Die Anreise erfolgte natürlich mit dem Auto, Zugfahren von Frankfurt nach Luxembourg kann man vergessen. Noch recht ungläubig flogen die üblichen Utensilien ins Auto, ehe die ersten Autobahnkilometer endlich das lange vermisste Gefühl der Freiheit verliehen. Ne gute Playlist, ab und an Sonnenschein und schon lange nicht mehr gesehene Landschaften wirkten wie ein Paradies. Gut drei Stunden später erblickten wir die rot-weiß-blaue Flagge und standen wenig später am Grenznahen Supermarkt an der Nordstooss in Marnach. Dort wanderten allerhand Leckereien und Backwaren in den Kofferraum, ehe die letzte Etappe nach Wiltz-Weidingen zurückgelegt wurde. Richtige Rally-Strecke durch die Berge und Wälder. Da vermisst man manchmal ein paar Pferdchen unter der Haube. Eine weitere halbe Stunde später waren wir dann endlich da.

Geparkt werden konnte direkt vorm Eingang, wo standesgemäß mehr deutsche als gelbe Kennzeichen zugegen waren. Hätte mich auch stark gewundert, ist der Kick doch vor allem für den Westen gut zu erreichen gewesen. Nach kurzer Erkundung der Gegend ging’s gen Kasse, wo zunächst aus dem Kofferraum eines VW-Busses aus die Namen kontrolliert und durchgestrichen wurden, ehe an der Kasse jeweils der typische Zehner die Tore für uns öffnen sollte. Tickets gab’s leider keine, so die direkte Auskunft der Dame am Schalter. Haben wohl schon paar Leute gefragt. Dafür folgte prompt der Verweis, sich doch gleich nen Gartenstuhl auszusuchen, vom welchem man das Spiel verfolgen möchte. Denn das Sanitätskonzept sah eine Sitzplatzpflicht in allen Stadien vor.

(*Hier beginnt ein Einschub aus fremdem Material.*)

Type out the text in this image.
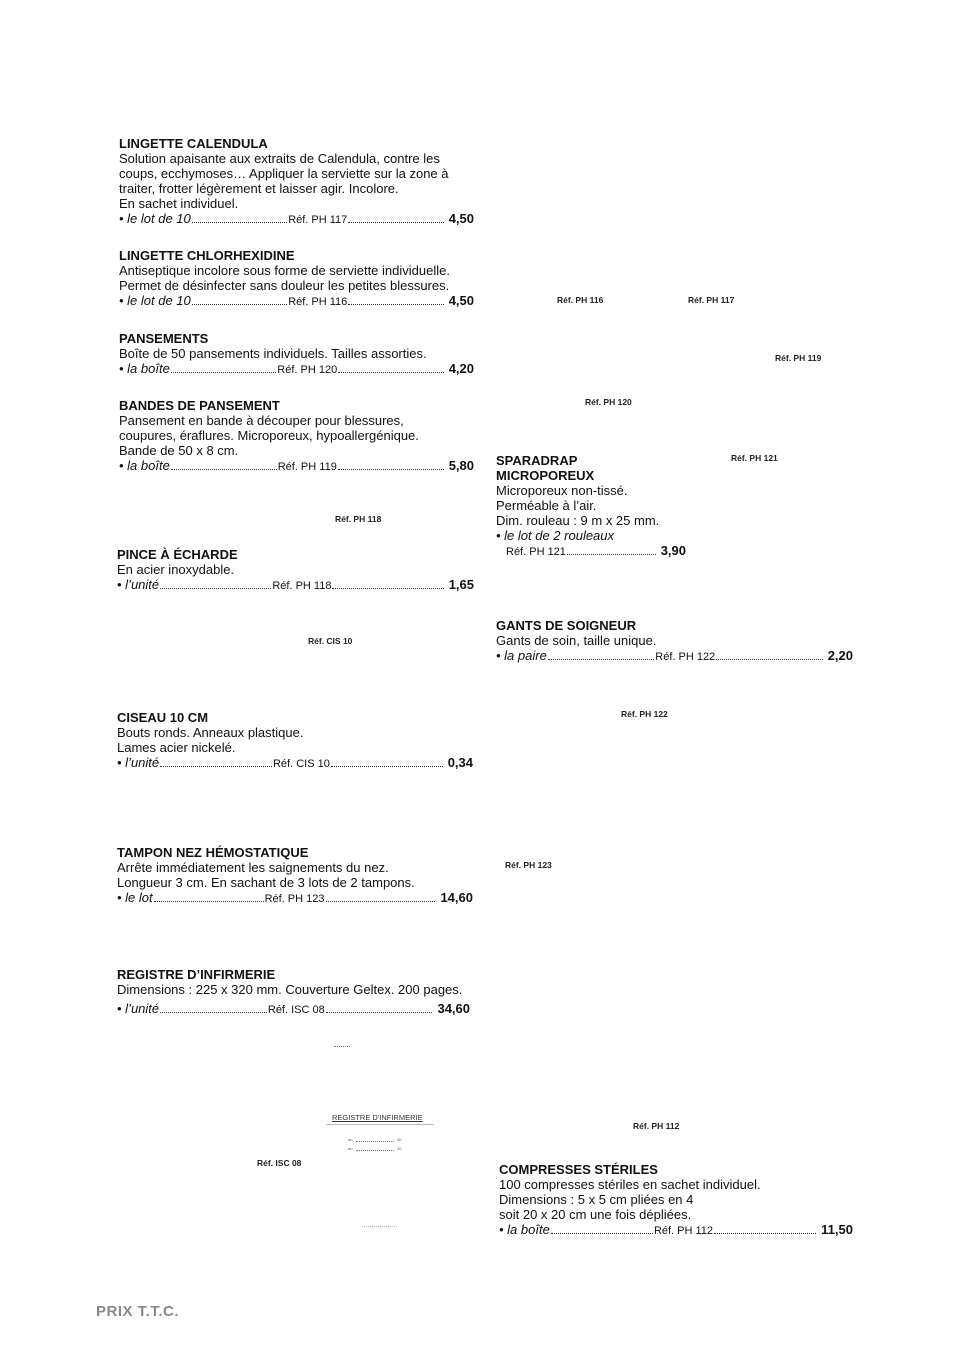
LINGETTE CALENDULA
Solution apaisante aux extraits de Calendula, contre les
coups, ecchymoses… Appliquer la serviette sur la zone à
traiter, frotter légèrement et laisser agir. Incolore.
En sachet individuel.
• le lot de 10	Réf. PH 117	4,50
LINGETTE CHLORHEXIDINE
Antiseptique incolore sous forme de serviette individuelle.
Permet de désinfecter sans douleur les petites blessures.
• le lot de 10	Réf. PH 116	4,50
PANSEMENTS
Boîte de 50 pansements individuels. Tailles assorties.
• la boîte	Réf. PH 120	4,20
BANDES DE PANSEMENT
Pansement en bande à découper pour blessures,
coupures, éraflures. Microporeux, hypoallergénique.
Bande de 50 x 8 cm.
• la boîte	Réf. PH 119	5,80
PINCE À ÉCHARDE
En acier inoxydable.
• l’unité	Réf. PH 118	1,65
CISEAU 10 CM
Bouts ronds. Anneaux plastique.
Lames acier nickelé.
• l’unité	Réf. CIS 10	0,34
TAMPON NEZ HÉMOSTATIQUE
Arrête immédiatement les saignements du nez.
Longueur 3 cm. En sachant de 3 lots de 2 tampons.
• le lot	Réf. PH 123	14,60
REGISTRE D’INFIRMERIE
Dimensions : 225 x 320 mm. Couverture Geltex. 200 pages.
• l’unité	Réf. ISC 08	34,60
SPARADRAP
MICROPOREUX
Microporeux non-tissé.
Perméable à l’air.
Dim. rouleau : 9 m x 25 mm.
• le lot de 2 rouleaux
Réf. PH 121	3,90
GANTS DE SOIGNEUR
Gants de soin, taille unique.
• la paire	Réf. PH 122	2,20
COMPRESSES STÉRILES
100 compresses stériles en sachet individuel.
Dimensions : 5 x 5 cm pliées en 4
soit 20 x 20 cm une fois dépliées.
• la boîte	Réf. PH 112	11,50
Réf. PH 116	Réf. PH 117
Réf. PH 119
Réf. PH 120
Réf. PH 121
Réf. PH 118
Réf. CIS 10
Réf. PH 122
Réf. PH 123
Réf. PH 112
Réf. ISC 08
REGISTRE D'INFIRMERIE
du	20
au	20
PRIX T.T.C.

Da englische Verhältnissee auf den typischen luxembourger Dorfsportplätzen nicht so einfach herzustellen sind, half man sich hier mit ein paar hundert der weißen Sitzgelegenheiten aus. Hatte rein optisch was von einer Gartenparty.

Das Stadion am Poetz ist derweil ein richtiges Paradebeispiel der lokalen Stadionlandschaft. Eine nette Haupttribüne in Vereinsfarben und holzvertäfeltem Aufbau mit VIP-Lounge stellt das Zentrum der Anlage, während die zweistufige Gegengerade in jüngster Vergangenheit ein kleines Dach spendiert bekam. Unter eben dieser suchten wir uns, mit Blick auf die aufziehenden Regenwolken, die zwei letzten Sitze und genossen den Blick auf die nette Anlage mit dem saftig grünen Geläuf. Zumindest so wie es möglich war, saßen wir doch direkt hinter einer der beiden Trainerbänke. Ganz so milchig waren die Plexiglasscheiben zwar noch nicht, beste Sicht ist aber was anderes.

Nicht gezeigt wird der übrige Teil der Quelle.